Diese Tabelle zeigt dir klare Verhaltensweisen, die dich vor irreführenden CRI-Angaben schützen. Folge den Do’s und vermeide die Don’ts, wenn du ein zuverlässiges Ringlicht suchst.

Do Don’t
Fordere LM-79, TM-30 oder Spektraldaten an. Bestehe auf Labor- oder Spektralberichten zur Verifizierung. Vertraue nicht nur auf Werbetexte oder einen einzigen CRI-Wert ohne Beleg.
Prüfe explizit den R9-Wert und die angegebene Farbtemperatur (CCT). R9 sagt viel über Rotdarstellung aus. Ignoriere R9 nicht. Gehe nicht davon aus, dass hoher CRI-Ra automatisch gute Rotwiedergabe bedeutet.
Führe einfache Praxistests durch. Weißes Papier und Hautproben zeigen Farbstiche schnell. Kaufe nicht allein nach Produktfotos. Diese können nachbearbeitet oder unter idealen Bedingungen aufgenommen sein.
Nutze eine ColorChecker-Karte oder eine verlässliche App als Schnellcheck. Dokumentiere die Ergebnisse. Verlasse dich nicht ausschließlich auf Smartphone-Apps für präzise CRI-Messungen.
Achte auf Rückgaberechte und unabhängige Tests. Kaufe nur, wenn du das Gerät testen kannst oder es geprüfte Reviews gibt. Kaufe nicht, wenn es keine technischen Details, keine Prüfberichte und kein Rückgaberecht gibt.

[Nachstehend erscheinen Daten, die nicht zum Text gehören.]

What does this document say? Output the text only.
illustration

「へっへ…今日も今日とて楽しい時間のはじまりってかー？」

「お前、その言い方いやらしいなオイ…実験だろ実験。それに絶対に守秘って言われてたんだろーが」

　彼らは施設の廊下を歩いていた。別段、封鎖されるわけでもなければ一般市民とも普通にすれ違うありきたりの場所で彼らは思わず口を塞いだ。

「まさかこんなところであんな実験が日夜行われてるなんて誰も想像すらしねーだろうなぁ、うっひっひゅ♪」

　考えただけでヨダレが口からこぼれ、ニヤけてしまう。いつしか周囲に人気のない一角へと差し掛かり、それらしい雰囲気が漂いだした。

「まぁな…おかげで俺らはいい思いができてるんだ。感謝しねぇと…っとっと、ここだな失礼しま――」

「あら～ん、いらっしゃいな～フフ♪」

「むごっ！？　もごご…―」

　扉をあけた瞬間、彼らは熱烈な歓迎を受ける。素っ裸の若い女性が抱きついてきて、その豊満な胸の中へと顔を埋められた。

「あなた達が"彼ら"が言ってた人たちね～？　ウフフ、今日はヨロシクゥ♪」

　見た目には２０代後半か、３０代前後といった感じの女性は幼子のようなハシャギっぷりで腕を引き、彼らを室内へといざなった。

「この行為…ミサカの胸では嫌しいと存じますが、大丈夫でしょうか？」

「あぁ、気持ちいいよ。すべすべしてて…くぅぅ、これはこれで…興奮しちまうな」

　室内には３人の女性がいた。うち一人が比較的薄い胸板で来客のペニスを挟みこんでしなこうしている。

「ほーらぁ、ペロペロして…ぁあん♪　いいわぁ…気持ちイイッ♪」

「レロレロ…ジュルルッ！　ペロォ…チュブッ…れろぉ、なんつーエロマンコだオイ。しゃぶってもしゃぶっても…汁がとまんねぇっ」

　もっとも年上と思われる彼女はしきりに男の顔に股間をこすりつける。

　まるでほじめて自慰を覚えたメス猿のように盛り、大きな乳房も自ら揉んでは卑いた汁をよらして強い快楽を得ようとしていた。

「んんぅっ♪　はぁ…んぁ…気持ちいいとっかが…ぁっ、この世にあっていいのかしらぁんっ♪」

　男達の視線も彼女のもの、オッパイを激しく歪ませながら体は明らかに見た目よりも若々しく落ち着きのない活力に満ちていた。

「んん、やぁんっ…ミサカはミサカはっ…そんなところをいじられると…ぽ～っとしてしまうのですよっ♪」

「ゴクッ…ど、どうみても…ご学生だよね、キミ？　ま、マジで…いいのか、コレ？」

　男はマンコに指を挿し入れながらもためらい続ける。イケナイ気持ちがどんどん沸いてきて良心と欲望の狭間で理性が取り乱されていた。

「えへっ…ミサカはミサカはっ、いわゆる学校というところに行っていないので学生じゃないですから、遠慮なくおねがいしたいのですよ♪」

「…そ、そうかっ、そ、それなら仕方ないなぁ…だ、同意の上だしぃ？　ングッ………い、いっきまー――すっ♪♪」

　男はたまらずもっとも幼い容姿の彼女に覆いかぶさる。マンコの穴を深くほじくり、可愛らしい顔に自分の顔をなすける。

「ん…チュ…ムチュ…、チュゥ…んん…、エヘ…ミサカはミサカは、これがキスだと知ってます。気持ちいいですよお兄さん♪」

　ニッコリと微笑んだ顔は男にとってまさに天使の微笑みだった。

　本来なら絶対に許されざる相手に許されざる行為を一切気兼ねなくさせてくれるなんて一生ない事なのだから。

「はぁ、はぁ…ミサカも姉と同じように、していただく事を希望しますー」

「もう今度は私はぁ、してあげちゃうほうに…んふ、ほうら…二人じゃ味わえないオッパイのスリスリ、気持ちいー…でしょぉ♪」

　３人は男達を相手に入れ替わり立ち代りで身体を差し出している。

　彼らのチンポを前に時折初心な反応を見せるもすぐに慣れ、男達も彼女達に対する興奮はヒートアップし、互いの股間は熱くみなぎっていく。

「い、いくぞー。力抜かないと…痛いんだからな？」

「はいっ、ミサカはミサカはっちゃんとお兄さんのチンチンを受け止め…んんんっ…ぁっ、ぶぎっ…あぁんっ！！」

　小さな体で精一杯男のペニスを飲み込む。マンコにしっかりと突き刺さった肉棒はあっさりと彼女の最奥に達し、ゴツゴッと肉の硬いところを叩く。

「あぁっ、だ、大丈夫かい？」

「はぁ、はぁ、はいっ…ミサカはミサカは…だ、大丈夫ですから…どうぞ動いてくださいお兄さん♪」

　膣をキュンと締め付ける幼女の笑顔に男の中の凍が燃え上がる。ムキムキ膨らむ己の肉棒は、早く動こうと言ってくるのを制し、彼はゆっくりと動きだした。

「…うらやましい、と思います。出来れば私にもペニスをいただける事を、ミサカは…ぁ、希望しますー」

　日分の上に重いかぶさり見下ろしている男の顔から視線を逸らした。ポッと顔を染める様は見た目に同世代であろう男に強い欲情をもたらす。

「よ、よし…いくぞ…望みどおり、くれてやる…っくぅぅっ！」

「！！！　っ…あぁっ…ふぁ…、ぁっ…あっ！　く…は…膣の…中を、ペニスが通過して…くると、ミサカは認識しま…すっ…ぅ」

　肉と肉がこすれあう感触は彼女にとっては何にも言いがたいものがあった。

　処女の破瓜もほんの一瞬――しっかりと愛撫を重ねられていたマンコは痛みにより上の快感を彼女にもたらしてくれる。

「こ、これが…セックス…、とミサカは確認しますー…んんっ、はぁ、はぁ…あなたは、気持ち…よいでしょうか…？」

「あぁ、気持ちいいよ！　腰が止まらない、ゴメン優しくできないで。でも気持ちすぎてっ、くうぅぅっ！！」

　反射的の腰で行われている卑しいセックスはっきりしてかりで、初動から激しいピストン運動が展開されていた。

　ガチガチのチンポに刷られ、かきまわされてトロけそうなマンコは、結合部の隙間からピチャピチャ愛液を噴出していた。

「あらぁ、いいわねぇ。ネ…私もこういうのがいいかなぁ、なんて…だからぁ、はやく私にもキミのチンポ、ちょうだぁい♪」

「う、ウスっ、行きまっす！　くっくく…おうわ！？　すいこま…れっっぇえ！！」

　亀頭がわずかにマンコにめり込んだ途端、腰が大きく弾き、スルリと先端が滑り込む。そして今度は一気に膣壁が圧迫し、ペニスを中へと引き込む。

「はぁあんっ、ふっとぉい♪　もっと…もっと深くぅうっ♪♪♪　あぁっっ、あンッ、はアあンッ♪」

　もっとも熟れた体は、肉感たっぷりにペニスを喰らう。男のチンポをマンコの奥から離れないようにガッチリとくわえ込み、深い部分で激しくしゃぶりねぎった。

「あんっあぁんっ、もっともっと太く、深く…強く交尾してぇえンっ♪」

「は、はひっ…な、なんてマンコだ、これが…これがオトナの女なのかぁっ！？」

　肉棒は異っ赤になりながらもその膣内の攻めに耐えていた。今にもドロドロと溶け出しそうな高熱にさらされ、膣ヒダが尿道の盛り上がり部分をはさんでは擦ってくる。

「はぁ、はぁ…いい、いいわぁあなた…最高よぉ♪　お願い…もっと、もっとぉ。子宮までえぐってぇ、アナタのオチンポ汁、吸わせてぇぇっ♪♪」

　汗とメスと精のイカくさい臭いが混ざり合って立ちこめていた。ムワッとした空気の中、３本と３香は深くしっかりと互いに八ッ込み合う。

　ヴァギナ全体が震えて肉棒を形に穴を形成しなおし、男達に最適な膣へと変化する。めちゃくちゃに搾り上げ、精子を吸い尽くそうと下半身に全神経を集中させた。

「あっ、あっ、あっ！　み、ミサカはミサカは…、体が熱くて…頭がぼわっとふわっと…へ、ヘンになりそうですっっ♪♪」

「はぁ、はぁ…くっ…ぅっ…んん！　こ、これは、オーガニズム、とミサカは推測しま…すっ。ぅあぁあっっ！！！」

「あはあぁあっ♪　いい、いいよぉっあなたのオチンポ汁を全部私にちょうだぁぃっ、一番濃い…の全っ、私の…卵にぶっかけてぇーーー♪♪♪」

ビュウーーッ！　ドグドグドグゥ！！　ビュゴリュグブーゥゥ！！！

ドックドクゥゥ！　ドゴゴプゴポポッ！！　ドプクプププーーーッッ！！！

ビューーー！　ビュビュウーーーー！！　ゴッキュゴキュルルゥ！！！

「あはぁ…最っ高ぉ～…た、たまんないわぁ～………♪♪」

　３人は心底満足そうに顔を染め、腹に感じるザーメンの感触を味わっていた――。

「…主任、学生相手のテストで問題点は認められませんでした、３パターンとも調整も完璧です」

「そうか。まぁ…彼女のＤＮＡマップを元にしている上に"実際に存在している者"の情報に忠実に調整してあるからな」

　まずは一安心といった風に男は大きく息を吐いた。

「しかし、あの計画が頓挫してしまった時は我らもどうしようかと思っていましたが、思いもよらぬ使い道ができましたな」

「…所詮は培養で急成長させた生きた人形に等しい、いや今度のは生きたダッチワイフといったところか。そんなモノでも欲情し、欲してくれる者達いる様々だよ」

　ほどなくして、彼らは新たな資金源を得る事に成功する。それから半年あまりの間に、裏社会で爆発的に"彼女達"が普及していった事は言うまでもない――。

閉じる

Glossar: Wichtige Begriffe zu CRI und Lichttechnik

CRI (Color Rendering Index)

CRI ist ein Zahlenwert, der angibt, wie natürlich Farben unter einer Lichtquelle im Vergleich zu einem Referenzlicht erscheinen. Er ist ein Durchschnittswert und kann kräftige Farben nicht immer gut abbilden. Beim Kauf: Betrachte CRI als ersten Hinweis, aber fordere zusätzliche Daten wie R9 oder ein Spektraldiagramm an.

TM-30

TM-30 ist eine modernere Messmethode zur Bewertung der Farbwiedergabe. Sie liefert zwei Werte: Rf für Farbtreue und Rg für Farbumfang. Beim Kauf: Ein TM-30-Bericht gibt dir ein klareres Bild als CRI allein. Frage gezielt danach, wenn genaue Farben wichtig sind.

R9

R9 beschreibt die Wiedergabe gesättigten Rots. R9 fehlt oft in Standard-CRI-Angaben. Beim Kauf: Bestehe auf einem R9-Wert. Schwaches R9 macht Hauttöne und rote Produkte unnatürlich.

CCT / Farbtemperatur

CCT oder Farbtemperatur wird in Kelvin angegeben und sagt, ob Licht warm oder kalt wirkt. Sie sagt nichts über die Farbwiedergabe aus. Beim Kauf: Wähle die passende CCT für deine Anwendung und bevorzuge variable CCT, wenn du unterschiedliche Looks brauchst.

Lux

Lux misst die Beleuchtungsstärke an einem Punkt. Es sagt dir, wie hell eine Fläche in einer bestimmten Entfernung beleuchtet wird. Beim Kauf: Nutze ein Luxmeter, um die effektive Helligkeit in deiner Set-Position zu prüfen. Vergleiche die Messwerte mit den Herstellerangaben.

Spektralverteilung (SPD)

Die Spektralverteilung zeigt, welche Wellenlängen das Licht enthält. Eine gleichmäßige, lückenfreie Verteilung liefert meist bessere Farbwiedergabe. Beim Kauf: Fordere ein SPD-Diagramm an. Achte auf Lücken oder starke Peaks, denn sie erklären oft Farbstiche und schlechte Rottöne.